Examples of monitoring behaviour of people include, inter alia, behavioural advertisement, geo-localization, online tracking through cookies and other tracking techniques, health analytics online services, etc. As far as the EU is the largest trading partner of Switzerland, there are a lot of Swiss companies, which meet any of the abovementioned “targeting criteria”, and therefore, should comply with requirements of the GDPR.

GDPR as the strictest privacy and security law in the world

A number of countries have their own data protection legislation, for instance, Federal Act on Data Protection in Switzerland, the Data Protection Act in the United Kingdom, Law on Personal Data Protection in Ukraine, etc. However, the European General Data Protection Regulation (GDPR) is considered to be the strictest privacy and security law in the whole world. Non-compliance with the GDPR may entail a number of negative consequences, inter alia, imposition of a fine for the total of up to 20 million EUR or up to 4 % of the total worldwide annual turnover of the preceding financial year, whichever is higher (depending on the severity and circumstances of the GDPR violation). Thus, the total worldwide annual turnover of a group of companies can be used in order to calculate a fine for the GDPR violation of one of its companies. Except for the fine, a company which has violated GDPR may also face:

  • a demand to pay compensation to a data subject (i.e. a person whose personal data was processed) for the material or non-material damage caused as a result of the GDPR violation,
  • reputational losses,
  • ban on data processing etc. Moreover, quite often contracts require compliance with applicable law (in general) or data protection regulations (in particular). In such a case, violation of the GDPR can be also considered as breach of the contract and entail contractual penalties, premature termination of the contract, claims of a counterparty to compensate damages, etc.

As a rule, the GDPR is enforced not only due to inspections which are carried out by the European data protection authorities, but also due to proactive position of the civil society, for instance, due to complaints filed to the authorities by customers (including potential ones), unsatisfied employees or associations, as well as due to messages in the mass media (e.g. publications of investigative journalists) etc. Thus, there is quite a high level of likelihood that any violation of GDPR may be revealed sooner or later.

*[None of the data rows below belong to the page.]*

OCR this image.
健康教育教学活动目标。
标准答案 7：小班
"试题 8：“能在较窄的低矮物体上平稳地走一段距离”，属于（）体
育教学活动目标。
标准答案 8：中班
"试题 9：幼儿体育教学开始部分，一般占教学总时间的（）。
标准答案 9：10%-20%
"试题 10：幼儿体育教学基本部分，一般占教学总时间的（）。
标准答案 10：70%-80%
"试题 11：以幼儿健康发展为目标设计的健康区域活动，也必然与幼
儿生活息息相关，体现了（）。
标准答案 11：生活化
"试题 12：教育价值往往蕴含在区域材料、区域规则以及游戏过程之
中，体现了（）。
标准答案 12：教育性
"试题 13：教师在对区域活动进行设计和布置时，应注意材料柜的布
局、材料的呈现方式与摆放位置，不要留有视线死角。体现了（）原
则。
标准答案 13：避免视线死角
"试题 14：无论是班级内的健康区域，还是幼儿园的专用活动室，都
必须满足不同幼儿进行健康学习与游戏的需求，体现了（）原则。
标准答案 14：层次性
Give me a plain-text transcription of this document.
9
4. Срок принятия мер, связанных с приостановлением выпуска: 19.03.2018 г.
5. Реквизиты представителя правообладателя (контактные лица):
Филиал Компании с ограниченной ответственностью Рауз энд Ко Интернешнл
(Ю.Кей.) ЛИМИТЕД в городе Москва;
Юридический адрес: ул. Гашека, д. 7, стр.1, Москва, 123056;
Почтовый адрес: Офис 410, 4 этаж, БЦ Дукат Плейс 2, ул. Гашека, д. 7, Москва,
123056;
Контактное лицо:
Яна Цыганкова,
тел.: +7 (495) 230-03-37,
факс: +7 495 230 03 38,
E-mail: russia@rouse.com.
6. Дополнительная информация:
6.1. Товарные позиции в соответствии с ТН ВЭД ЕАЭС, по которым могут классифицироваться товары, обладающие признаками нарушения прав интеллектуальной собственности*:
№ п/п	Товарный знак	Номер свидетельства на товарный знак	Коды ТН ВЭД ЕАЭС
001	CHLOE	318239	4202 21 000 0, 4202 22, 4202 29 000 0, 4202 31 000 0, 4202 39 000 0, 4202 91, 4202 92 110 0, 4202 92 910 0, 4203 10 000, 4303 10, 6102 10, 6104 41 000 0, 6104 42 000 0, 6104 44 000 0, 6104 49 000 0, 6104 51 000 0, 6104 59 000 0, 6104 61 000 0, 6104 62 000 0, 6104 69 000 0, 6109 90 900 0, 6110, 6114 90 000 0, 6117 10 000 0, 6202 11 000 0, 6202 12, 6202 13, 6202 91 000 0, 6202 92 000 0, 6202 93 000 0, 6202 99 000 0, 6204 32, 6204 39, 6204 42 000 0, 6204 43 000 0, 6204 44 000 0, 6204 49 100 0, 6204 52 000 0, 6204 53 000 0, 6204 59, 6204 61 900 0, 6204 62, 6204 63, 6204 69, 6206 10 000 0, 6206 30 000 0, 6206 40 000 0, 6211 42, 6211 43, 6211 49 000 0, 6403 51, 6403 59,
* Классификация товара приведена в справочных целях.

Besides, the EU has a number of tools to enforce the GDPR in the territory of non-EU countries, inter alia mutual legal assistance treaties with different countries, etc.

Our recommendations

We would recommend companies, including those which are based in non-EU countries:

  • conducting an audit of the company’s business processes in order to identify whether the personal data which is processed by such company, as well as its processing activities are covered by the extraterritorial reach of the GDPR;
  • if yes, – ensuring compliance with the GDPR, inter alia, developing all necessary documents and procedures.